Several Conservative members at Lincolnshire County Council, including the leader, have said that the UK would be better placed to grow and develop outside the European Union.
As previously reported, Prime Minister David Cameron welcomed a draft deal drawn up by European Council President Donald Tusk ahead of a referendum on Britain’s membership of the EU.
A 16-page draft letter published on February 2 offers a so-called “emergency brake” on in-work benefits for up to four years and a “red-card” system, which would allow a majority group of national parliaments to be able to veto EU legislation.
The Prime Minister’s enthusiasm has not been reciprocated by several Conservative Lincolnshire county councillors, who have said that the current deal “does not offer a good opportunity for Lincolnshire.”
Conservative councillor Tony Bridges, who represents Louth Rural North, has proposed a motion for debate at the full council meeting on February 19.
The motion, claiming that the UK would be better off outside the EU, has been seconded by fellow Conservative Mike Brookes, councillor for the Boston Rural electoral division.
While the two councillors reserve praise for the Prime Minister in delivering and in out referendum, they argue that the draft deal does not offer enough in terms of a sustainable welfare and immigration policy for the UK.
The councillors also believe that the deal does not provide enough opportunity to repatriate some powers back from Brussels.
Councillors Bridges and Brookes said: “Lincolnshire, particularly on the east coast has seen unprecedented rise in economic migration which inevitably has put pressure on public services many of which this council provides.
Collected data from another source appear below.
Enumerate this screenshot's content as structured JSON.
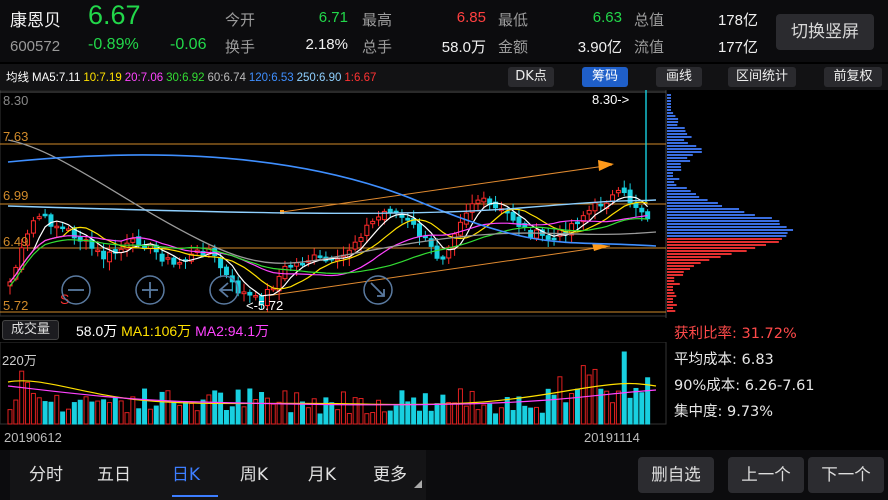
{
  "header": {
    "name": "康恩贝",
    "price": "6.67",
    "code": "600572",
    "change_pct": "-0.89%",
    "change_amt": "-0.06",
    "switch_label": "切换竖屏",
    "quotes": [
      {
        "label": "今开",
        "value": "6.71",
        "color": "#22d84a"
      },
      {
        "label": "最高",
        "value": "6.85",
        "color": "#ff4040"
      },
      {
        "label": "最低",
        "value": "6.63",
        "color": "#22d84a"
      },
      {
        "label": "总值",
        "value": "178亿",
        "color": "#f0f0f0"
      },
      {
        "label": "换手",
        "value": "2.18%",
        "color": "#f0f0f0"
      },
      {
        "label": "总手",
        "value": "58.0万",
        "color": "#f0f0f0"
      },
      {
        "label": "金额",
        "value": "3.90亿",
        "color": "#f0f0f0"
      },
      {
        "label": "流值",
        "value": "177亿",
        "color": "#f0f0f0"
      }
    ]
  },
  "toolbar": {
    "ma_items": [
      {
        "text": "均线",
        "color": "#ffffff"
      },
      {
        "text": "MA5:7.11",
        "color": "#ffffff"
      },
      {
        "text": "10:7.19",
        "color": "#ffe000"
      },
      {
        "text": "20:7.06",
        "color": "#ff44ff"
      },
      {
        "text": "30:6.92",
        "color": "#33dd33"
      },
      {
        "text": "60:6.74",
        "color": "#bbbbbb"
      },
      {
        "text": "120:6.53",
        "color": "#3f8fff"
      },
      {
        "text": "250:6.90",
        "color": "#8fd0ff"
      },
      {
        "text": "1:6.67",
        "color": "#ff3333"
      }
    ],
    "buttons": [
      "DK点",
      "筹码",
      "画线",
      "区间统计",
      "前复权"
    ],
    "active_button": "筹码"
  },
  "kline": {
    "price_labels": [
      "8.30",
      "7.63",
      "6.99",
      "6.49",
      "5.72"
    ],
    "peak_annotation": "8.30->",
    "low_annotation": "<-5.72",
    "marker": "S",
    "colors": {
      "up": "#ff2b2b",
      "down": "#18d0e0",
      "grid": "#d08a2a"
    }
  },
  "volume": {
    "label": "成交量",
    "legend": [
      {
        "text": "58.0万",
        "color": "#ffffff"
      },
      {
        "text": "MA1:106万",
        "color": "#ffe000"
      },
      {
        "text": "MA2:94.1万",
        "color": "#ff44ff"
      }
    ],
    "axis_max": "220万",
    "date_start": "20190612",
    "date_end": "20191114"
  },
  "chip": {
    "profit_ratio": "获利比率: 31.72%",
    "avg_cost": "平均成本: 6.83",
    "cost_90": "90%成本: 6.26-7.61",
    "concentration": "集中度: 9.73%",
    "colors": {
      "profit": "#3a6ee0",
      "loss": "#e23030",
      "profit_text": "#ff4a4a"
    }
  },
  "nav": {
    "tabs": [
      "分时",
      "五日",
      "日K",
      "周K",
      "月K",
      "更多"
    ],
    "active_tab": "日K",
    "buttons": [
      "删自选",
      "上一个",
      "下一个"
    ]
  }
}
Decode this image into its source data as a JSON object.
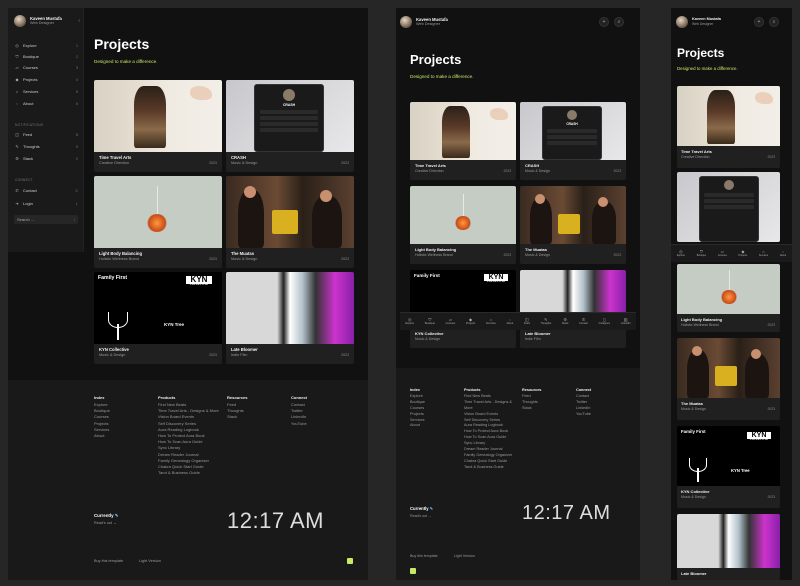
{
  "profile": {
    "name": "Kaveen Mustafa",
    "role": "Web Designer"
  },
  "sidebar": {
    "collapse_icon": "chevron-left-icon",
    "items": [
      {
        "label": "Explore",
        "icon": "explore-icon",
        "key": "1"
      },
      {
        "label": "Boutique",
        "icon": "boutique-icon",
        "key": "2"
      },
      {
        "label": "Courses",
        "icon": "courses-icon",
        "key": "3"
      },
      {
        "label": "Projects",
        "icon": "projects-icon",
        "key": "4"
      },
      {
        "label": "Services",
        "icon": "services-icon",
        "key": "5"
      },
      {
        "label": "About",
        "icon": "about-icon",
        "key": "6"
      }
    ],
    "section_notifications": "NOTIFICATIONS",
    "notif_items": [
      {
        "label": "Feed",
        "icon": "feed-icon",
        "key": "8"
      },
      {
        "label": "Thoughts",
        "icon": "thoughts-icon",
        "key": "9"
      },
      {
        "label": "Stack",
        "icon": "stack-icon",
        "key": "0"
      }
    ],
    "section_connect": "CONNECT",
    "connect_items": [
      {
        "label": "Contact",
        "icon": "contact-icon",
        "key": "C"
      },
      {
        "label": "Login",
        "icon": "login-icon",
        "key": "L"
      }
    ],
    "search": {
      "label": "Search ...",
      "key": "/"
    }
  },
  "page": {
    "title": "Projects",
    "subtitle": "Designed to make a difference."
  },
  "projects": [
    {
      "name": "Time Travel Arts",
      "category": "Creative Direction",
      "year": "2023",
      "image": "painting"
    },
    {
      "name": "CRASH",
      "category": "Music & Design",
      "year": "2023",
      "image": "app",
      "app_title": "CRASH"
    },
    {
      "name": "Light Body Balancing",
      "category": "Holistic Wellness Brand",
      "year": "2023",
      "image": "sand"
    },
    {
      "name": "The Muatas",
      "category": "Music & Design",
      "year": "2023",
      "image": "photo"
    },
    {
      "name": "KYN Collective",
      "category": "Music & Design",
      "year": "2023",
      "image": "kyn",
      "poster_title": "Family First",
      "logo": "KYN",
      "logo_sub": "COLLECTIVE",
      "tree_text": "KYN Tree"
    },
    {
      "name": "Late Bloomer",
      "category": "Indie Film",
      "year": "2023",
      "image": "film"
    }
  ],
  "footer": {
    "cols": [
      {
        "head": "Index",
        "links": [
          "Explore",
          "Boutique",
          "Courses",
          "Projects",
          "Services",
          "About"
        ]
      },
      {
        "head": "Products",
        "links": [
          "Find New Beats",
          "Time Travel Arts - Designs & More",
          "Vision Board Events",
          "Self Discovery Series",
          "Aura Reading Logbook",
          "How To Protect Aura Book",
          "How To Scan Aura Guide",
          "Sync Library",
          "Dream Reader Journal",
          "Family Genealogy Organizer",
          "Chakra Quick Start Guide",
          "Tarot & Business Guide"
        ]
      },
      {
        "head": "Resources",
        "links": [
          "Feed",
          "Thoughts",
          "Stack"
        ]
      },
      {
        "head": "Connect",
        "links": [
          "Contact",
          "Twitter",
          "LinkedIn",
          "YouTube"
        ]
      }
    ],
    "currently": "Currently",
    "currently_icon": "pen-icon",
    "readout": "Read's out →",
    "clock": "12:17 AM",
    "buy_template": "Buy this template",
    "light_version": "Light Version"
  },
  "topbar": {
    "plus_icon": "plus-icon",
    "search_icon": "search-icon"
  },
  "dock": [
    {
      "label": "Explore",
      "icon": "explore-icon",
      "glyph": "◎"
    },
    {
      "label": "Boutique",
      "icon": "boutique-icon",
      "glyph": "⛉"
    },
    {
      "label": "Courses",
      "icon": "courses-icon",
      "glyph": "▱"
    },
    {
      "label": "Projects",
      "icon": "projects-icon",
      "glyph": "◆"
    },
    {
      "label": "Services",
      "icon": "services-icon",
      "glyph": "⌂"
    },
    {
      "label": "About",
      "icon": "about-icon",
      "glyph": "◌"
    },
    {
      "label": "Feed",
      "icon": "feed-icon",
      "glyph": "◫"
    },
    {
      "label": "Thoughts",
      "icon": "thoughts-icon",
      "glyph": "✎"
    },
    {
      "label": "Stack",
      "icon": "stack-icon",
      "glyph": "⚙"
    },
    {
      "label": "Contact",
      "icon": "contact-icon",
      "glyph": "✆"
    },
    {
      "label": "Instagram",
      "icon": "instagram-icon",
      "glyph": "◻"
    },
    {
      "label": "LinkedIn",
      "icon": "linkedin-icon",
      "glyph": "▥"
    }
  ],
  "colors": {
    "accent": "#c9e86a",
    "background": "#111111",
    "panel": "#1a1a1a"
  }
}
It has also undermined social cohesion and confidence in some areas.
“It is accepted that most migrants come to provide necessary labour and contribute in many ways.
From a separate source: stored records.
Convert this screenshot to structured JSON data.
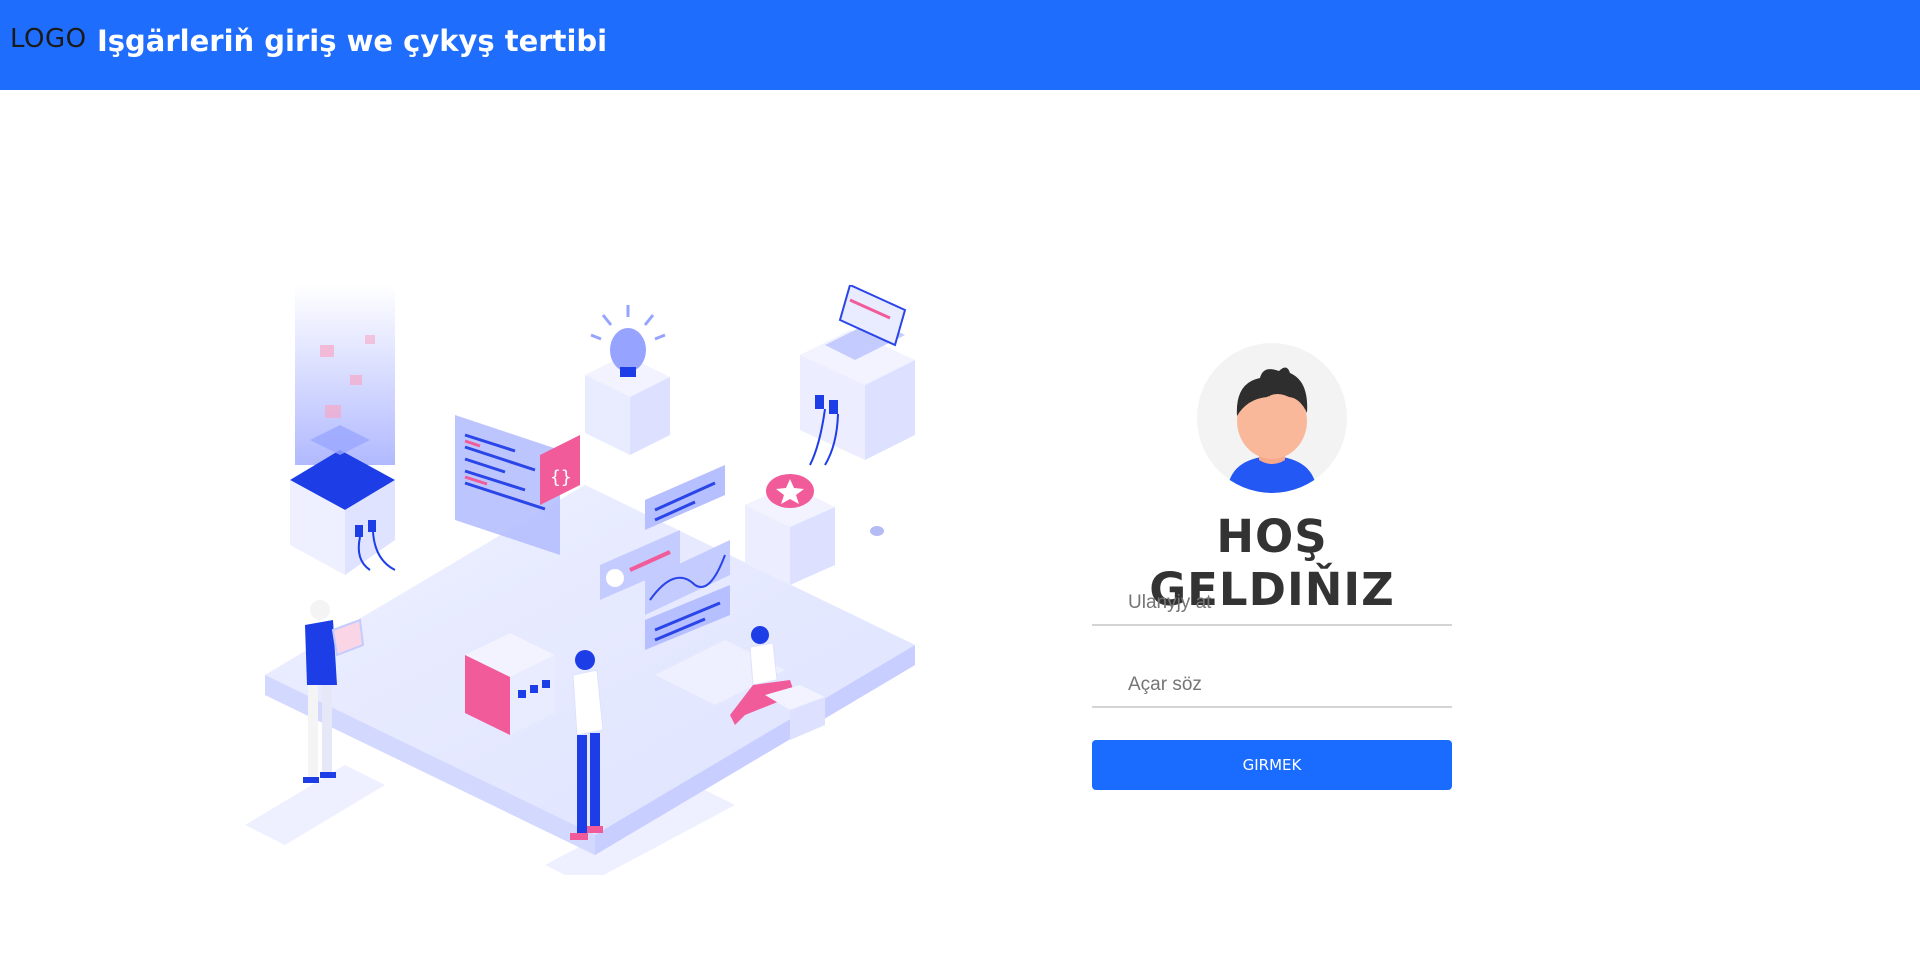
{
  "header": {
    "logo": "LOGO",
    "title": "Işgärleriň giriş we çykyş tertibi",
    "background_color": "#1f6dfd"
  },
  "illustration": {
    "icon": "isometric-office-illustration"
  },
  "login": {
    "avatar_icon": "user-avatar-icon",
    "heading": "HOŞ GELDIŇIZ",
    "username_placeholder": "Ulanyjy at",
    "username_value": "",
    "password_placeholder": "Açar söz",
    "password_value": "",
    "submit_label": "GIRMEK",
    "accent_color": "#1a6bff"
  }
}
“However, as the EU has totally failed to deal satisfactorily with mass migration from outside Europe it is vital that this country is able to control its borders before the situation becomes untenable.
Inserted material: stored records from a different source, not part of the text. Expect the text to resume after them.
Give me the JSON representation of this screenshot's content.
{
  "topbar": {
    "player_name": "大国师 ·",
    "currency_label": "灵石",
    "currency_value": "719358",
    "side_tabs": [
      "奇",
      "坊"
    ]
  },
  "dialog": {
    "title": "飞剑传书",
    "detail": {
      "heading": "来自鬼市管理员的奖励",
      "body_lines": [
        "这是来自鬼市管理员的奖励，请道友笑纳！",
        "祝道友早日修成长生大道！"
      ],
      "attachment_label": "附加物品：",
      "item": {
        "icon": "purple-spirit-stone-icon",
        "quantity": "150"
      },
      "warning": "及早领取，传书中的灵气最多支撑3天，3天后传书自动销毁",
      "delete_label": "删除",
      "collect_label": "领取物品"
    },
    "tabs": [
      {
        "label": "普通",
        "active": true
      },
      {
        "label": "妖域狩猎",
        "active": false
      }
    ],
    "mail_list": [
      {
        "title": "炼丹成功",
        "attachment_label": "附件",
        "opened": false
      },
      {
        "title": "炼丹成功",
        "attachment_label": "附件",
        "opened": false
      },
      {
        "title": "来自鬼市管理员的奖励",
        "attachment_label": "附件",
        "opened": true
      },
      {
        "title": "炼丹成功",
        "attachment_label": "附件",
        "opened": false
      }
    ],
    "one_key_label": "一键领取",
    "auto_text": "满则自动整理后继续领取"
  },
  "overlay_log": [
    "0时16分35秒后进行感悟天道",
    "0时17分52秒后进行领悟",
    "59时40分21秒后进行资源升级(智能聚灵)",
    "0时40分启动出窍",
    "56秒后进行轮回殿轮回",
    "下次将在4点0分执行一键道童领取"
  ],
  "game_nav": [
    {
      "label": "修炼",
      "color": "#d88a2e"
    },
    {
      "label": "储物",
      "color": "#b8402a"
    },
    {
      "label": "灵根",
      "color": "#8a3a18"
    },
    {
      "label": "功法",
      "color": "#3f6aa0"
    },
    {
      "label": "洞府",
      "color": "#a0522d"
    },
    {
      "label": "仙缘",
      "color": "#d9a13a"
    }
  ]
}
“We also need to reduce unnecessary interference and bureaucracy from the EU, in order to successfully grow the Lincolnshire economy, which does not seem currently likely in the negotiations.”
Major issues with migration
Leader of Lincolnshire County Council, Martin Hill, has indicated that he will support the motion.
He said: “I was prepared to look at the deal and if what was in it was good enough, I could’ve been persuaded to stay in the EU. But we’re not in that situation.
“There are major issues with migration which are simply not being addressed by the EU and Lincolnshire has also suffered from many of the fisheries and environmental policies.
“Businesses do rely on migrants but it has certainly created tensions and the worry is where is it going to end?”
Proper border controls
The motion has also received the support of Marc Jones, Executive Member for Finance and Property, who is also standing to become Lincolnshire’s next Police and Crime Commissioner.
He said: “I fully support the motion being put at full council by the Lincolnshire Conservative Group and will be voting for it.
“As a Police and Crime Commissioner candidate I fully support the need for proper border controls and a managed immigration system for everyone not just those outside of the EU.
“We must ensure that public service budgets including police, schools, councils and the NHS can be managed and I don’t believe that this can be achieved within the EU.”
Eurosceptic Conservative MP for Lincoln Karl McCartney has also described the deal as “a great disappointment”, and listed his demands which would have to be met for him to consider voting to remain in the EU.
He said: “It does not go anywhere near far enough in addressing the fundamental change that I, and I believe the vast majority of my constituents in Lincoln, want over the way the European Union currently operates now, let alone in the future.”